Spectre introduces a completely new way of thinking about passwords.
[[TOC]]
Every attempt to solve the problem of passwords by means of storing countless unique site-specific tokens inevitably leads to complexity, loss of control, and security compromise.
Spectre flips the problem on its head by rejecting the notion of statefulness and giving the user a single secret to remember. The Spectre algorithm then derives whatever secret tokens you need.
site-password = SPECTRE( user-name, user-secret, site-name )
In short (simplified):
user-key = SCRYPT( user-name, user-secret )
site-key = HMAC-SHA-256( site-name . site-counter, user-key )
site-password = PW( site-template, site-key )
Consequently, Spectre can derive any site-password
given the necessary base ingredients (ie. the user-name
, user-secret
, site-name
, site-counter
and site-template
).
As an example:
user-name = Robert Lee Mitchell
user-secret = banana colored duckling
site-name = twitter.com
site-counter = 1
site-template = Long Password
site-password = PozoLalv0_Yelo
We standardize user-name
as your full legal name, site-name
as the domain name that hosts the site, site-counter
to 1
(unless you explicitly increment it) and site-template
to Long Password
; as a result the only token the user really needs to remember is their user-secret
.
Spectre's algorithm and implementation is fully documented and licensed Free Software under the (GPLv3)[LICENSE].
Requirements:
- meson
- ninja
- libsodium
To build the library
$ meson setup build
$ cd build
$ ninja
The source is broken down into several components:
- api: The algorithm's reference implementation and API library. There is a C, Java and W3C interface.
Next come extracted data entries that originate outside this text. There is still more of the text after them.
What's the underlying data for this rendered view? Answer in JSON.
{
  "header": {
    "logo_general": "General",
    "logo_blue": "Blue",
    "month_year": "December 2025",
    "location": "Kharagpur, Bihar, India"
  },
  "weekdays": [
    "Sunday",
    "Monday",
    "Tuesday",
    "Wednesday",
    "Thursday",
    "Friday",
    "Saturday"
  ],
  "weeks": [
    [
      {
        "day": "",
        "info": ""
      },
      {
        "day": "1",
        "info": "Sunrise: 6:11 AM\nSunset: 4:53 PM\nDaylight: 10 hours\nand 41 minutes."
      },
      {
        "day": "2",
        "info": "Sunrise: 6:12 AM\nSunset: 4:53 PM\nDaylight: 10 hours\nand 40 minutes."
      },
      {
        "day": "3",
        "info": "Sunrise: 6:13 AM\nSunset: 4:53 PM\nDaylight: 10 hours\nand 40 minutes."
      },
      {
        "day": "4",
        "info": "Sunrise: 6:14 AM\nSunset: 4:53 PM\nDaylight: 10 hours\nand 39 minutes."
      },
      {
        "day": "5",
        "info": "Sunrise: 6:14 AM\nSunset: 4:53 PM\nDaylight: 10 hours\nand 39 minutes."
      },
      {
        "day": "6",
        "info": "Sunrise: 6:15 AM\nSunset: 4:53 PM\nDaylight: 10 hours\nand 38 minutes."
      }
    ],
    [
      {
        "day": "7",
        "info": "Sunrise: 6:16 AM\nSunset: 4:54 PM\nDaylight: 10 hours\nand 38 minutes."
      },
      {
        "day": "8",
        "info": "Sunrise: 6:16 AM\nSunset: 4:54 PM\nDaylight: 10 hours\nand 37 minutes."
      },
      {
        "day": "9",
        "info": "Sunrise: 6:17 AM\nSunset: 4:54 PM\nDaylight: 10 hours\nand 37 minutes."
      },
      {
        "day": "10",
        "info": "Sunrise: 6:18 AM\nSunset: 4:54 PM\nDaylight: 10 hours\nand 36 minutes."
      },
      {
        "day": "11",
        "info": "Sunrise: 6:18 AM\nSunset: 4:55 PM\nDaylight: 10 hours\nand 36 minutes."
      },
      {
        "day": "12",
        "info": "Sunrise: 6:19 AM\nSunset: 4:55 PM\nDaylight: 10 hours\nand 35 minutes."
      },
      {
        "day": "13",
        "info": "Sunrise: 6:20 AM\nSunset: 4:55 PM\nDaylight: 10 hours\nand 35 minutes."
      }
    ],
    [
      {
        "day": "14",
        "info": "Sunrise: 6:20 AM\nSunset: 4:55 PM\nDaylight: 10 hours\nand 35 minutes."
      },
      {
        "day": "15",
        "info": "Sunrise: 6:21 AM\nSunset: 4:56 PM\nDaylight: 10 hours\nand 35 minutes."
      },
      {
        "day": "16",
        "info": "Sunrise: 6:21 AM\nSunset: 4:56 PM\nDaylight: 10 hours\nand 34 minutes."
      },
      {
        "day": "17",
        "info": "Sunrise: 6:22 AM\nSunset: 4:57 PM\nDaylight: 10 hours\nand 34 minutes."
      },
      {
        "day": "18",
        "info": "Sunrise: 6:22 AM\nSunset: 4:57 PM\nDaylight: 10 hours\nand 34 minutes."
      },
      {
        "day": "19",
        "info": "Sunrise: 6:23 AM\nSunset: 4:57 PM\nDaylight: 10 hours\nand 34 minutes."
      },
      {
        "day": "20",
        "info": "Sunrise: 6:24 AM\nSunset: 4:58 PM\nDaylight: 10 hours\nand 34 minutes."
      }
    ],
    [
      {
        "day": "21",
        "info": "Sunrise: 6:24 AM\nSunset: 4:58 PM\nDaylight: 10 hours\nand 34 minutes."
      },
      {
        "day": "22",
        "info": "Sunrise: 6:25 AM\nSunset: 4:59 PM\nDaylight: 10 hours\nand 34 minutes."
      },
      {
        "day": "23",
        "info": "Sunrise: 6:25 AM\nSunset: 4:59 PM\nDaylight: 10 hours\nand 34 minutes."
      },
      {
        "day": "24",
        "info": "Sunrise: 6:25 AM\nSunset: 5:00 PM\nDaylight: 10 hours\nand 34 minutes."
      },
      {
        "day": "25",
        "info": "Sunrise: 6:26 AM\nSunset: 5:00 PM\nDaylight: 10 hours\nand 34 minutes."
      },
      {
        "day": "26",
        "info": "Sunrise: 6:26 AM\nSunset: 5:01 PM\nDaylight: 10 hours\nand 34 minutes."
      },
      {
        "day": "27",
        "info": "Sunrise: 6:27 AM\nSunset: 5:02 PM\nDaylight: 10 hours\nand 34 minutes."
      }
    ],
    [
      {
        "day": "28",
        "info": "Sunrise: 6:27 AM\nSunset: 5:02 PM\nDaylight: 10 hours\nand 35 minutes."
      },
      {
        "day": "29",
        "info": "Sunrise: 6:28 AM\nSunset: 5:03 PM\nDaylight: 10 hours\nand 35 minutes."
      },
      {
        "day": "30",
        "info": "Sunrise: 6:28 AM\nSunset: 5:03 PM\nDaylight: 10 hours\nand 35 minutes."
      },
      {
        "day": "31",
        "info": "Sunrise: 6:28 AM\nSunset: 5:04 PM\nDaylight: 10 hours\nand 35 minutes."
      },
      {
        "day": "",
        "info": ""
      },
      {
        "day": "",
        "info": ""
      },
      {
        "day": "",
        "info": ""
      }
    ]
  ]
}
- cli: The official command-line interface for POSIX systems.
- desktop: The official cross-platform desktop application.
- macos: The official Apple macOS desktop application.
- ios: The official Apple iOS mobile application.
- android: The official Google Android mobile application.
- web: The official cross-platform web application.
- www: The Spectre homepage.
This repository isn't built directly. Rather, it is consumed by an application target as a submodule.